Wednesday, July 20, 2011

UPDATE: Foster care in Texas: Publicity, not CPS, reunites Houston family

This post was updated July 21 at 1:00pm


Prince and Charlomane Leonard have been reunited with their six children.  A judge reunited the family yesterday afternoon after they were able to obtain rental housing.  The housing was obtained only after news organizations publicized how the family was torn apart solely because of their housing problems.   


There’s another good story from Anita Hassan of the Houston Chronicle today.  See especially the comments from the lawyer who was supposed to represent the children's "best interests" According to the Chronicle:

He said the compost toilet was deemed unsanitary, that the family took baths and washed dishes using the same water from a 55-gallon barrel, and that the children were unsupervised and seen running around barefoot.
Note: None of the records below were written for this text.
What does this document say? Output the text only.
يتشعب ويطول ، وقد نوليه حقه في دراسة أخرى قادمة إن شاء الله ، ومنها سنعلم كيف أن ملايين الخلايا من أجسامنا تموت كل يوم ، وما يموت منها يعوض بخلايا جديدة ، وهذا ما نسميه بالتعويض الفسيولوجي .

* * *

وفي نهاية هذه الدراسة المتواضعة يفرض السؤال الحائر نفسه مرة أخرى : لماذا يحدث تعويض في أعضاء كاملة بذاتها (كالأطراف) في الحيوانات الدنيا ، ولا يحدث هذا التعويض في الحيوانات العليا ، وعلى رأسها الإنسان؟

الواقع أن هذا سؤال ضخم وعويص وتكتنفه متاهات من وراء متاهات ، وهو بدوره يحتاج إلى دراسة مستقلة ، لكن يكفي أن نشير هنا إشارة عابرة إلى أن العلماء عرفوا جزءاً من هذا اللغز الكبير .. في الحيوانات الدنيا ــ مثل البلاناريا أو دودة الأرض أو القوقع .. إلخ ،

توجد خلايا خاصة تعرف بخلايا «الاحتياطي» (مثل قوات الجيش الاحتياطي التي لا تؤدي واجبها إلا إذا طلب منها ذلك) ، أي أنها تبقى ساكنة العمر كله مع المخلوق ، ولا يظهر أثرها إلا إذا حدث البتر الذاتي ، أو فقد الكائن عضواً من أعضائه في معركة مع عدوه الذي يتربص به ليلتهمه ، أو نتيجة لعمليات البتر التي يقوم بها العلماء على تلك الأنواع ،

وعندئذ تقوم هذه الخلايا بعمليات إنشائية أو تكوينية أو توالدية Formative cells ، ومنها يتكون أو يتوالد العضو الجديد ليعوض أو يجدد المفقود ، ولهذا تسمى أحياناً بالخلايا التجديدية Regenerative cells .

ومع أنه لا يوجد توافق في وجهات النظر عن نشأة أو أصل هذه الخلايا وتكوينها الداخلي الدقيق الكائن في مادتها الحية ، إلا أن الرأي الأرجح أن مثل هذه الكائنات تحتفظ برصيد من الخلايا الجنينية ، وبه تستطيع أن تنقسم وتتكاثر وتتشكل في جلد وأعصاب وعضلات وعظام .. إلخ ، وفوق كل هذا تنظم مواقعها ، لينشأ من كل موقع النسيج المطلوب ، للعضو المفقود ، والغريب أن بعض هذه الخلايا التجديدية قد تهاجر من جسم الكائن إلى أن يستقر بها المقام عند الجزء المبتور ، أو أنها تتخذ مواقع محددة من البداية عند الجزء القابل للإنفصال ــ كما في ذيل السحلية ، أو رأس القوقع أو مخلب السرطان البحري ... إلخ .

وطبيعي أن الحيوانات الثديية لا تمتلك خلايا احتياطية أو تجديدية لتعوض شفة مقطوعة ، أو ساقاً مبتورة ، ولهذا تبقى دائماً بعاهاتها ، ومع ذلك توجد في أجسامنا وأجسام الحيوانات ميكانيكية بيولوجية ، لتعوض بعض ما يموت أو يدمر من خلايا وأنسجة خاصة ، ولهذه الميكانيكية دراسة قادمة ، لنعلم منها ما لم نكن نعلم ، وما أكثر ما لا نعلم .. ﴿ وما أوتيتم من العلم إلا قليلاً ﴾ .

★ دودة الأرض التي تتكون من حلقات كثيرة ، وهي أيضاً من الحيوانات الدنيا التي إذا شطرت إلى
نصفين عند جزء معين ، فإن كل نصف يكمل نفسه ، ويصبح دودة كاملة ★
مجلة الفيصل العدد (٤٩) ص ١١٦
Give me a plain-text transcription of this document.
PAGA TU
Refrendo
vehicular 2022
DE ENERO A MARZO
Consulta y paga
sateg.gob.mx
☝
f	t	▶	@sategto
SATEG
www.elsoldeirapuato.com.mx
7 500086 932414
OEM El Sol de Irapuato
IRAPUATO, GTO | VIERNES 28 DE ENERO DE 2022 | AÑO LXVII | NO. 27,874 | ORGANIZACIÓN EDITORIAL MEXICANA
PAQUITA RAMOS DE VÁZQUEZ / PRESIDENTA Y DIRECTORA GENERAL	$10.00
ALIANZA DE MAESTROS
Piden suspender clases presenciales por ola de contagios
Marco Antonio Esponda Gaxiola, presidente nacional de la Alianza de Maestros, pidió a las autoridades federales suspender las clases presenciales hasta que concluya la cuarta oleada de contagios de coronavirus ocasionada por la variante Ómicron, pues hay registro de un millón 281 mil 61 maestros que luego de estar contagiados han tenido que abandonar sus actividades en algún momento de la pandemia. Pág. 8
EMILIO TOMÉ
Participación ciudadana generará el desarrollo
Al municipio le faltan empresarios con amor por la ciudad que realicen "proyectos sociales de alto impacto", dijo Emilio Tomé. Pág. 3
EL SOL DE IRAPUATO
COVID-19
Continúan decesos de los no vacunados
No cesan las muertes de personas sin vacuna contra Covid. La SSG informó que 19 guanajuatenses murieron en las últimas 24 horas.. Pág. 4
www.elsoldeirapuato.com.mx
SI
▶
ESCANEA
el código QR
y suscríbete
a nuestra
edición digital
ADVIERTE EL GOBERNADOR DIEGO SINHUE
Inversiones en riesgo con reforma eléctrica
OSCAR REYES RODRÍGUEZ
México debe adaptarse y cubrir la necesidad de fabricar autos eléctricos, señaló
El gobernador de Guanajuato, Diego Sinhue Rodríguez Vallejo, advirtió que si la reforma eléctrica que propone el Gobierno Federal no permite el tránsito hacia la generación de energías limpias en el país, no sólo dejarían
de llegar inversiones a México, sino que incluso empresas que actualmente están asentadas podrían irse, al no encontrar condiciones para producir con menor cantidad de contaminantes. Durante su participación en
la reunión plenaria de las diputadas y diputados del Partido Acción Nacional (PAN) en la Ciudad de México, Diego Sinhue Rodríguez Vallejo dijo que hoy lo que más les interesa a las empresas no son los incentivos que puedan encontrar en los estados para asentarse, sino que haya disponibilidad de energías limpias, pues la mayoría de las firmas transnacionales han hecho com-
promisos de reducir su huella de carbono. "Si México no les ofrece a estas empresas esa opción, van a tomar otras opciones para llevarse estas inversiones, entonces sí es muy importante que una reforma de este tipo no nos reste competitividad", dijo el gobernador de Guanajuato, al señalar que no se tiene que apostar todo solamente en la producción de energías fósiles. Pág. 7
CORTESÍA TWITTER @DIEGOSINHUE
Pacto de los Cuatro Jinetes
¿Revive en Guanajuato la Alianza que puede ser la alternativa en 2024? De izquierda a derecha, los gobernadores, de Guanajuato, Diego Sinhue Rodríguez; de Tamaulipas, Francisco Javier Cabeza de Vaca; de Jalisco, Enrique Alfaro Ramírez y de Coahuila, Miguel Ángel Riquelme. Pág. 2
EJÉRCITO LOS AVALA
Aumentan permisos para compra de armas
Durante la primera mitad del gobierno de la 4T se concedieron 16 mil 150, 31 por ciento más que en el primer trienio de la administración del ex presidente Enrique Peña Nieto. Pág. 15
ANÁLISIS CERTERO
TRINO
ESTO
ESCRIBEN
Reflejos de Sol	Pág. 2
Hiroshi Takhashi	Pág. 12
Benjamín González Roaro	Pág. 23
Declared the lawyer: "It was never about poverty."

Right.  Because, as Anatole France explained, and as I noted in a previous post: “The law, in its majestic equality, forbids the rich as well as the poor to sleep under bridges, to beg in the streets, and to steal bread.”

For some reason, the children don't seem particularly grateful for their law guardian's "help."  As one of the children told KHOU-TV: "CPS shouldn't have did that, and it was wrong of them to just come bother us."

But what about all the cases in which CPS agencies routinely tear apart families for lack of housing, but which take no unusual twists and turns and so get no publicity?  Several studies estimate that, nationwide, at least 30 percent of America’s foster children could be home right now if their parents just had decent housing.  On any given day there are about 424,000 children trapped in foster care – that means about 127,200 are stuck there solely because of housing.  


So I guess this is a case of six down, 127,194 to go.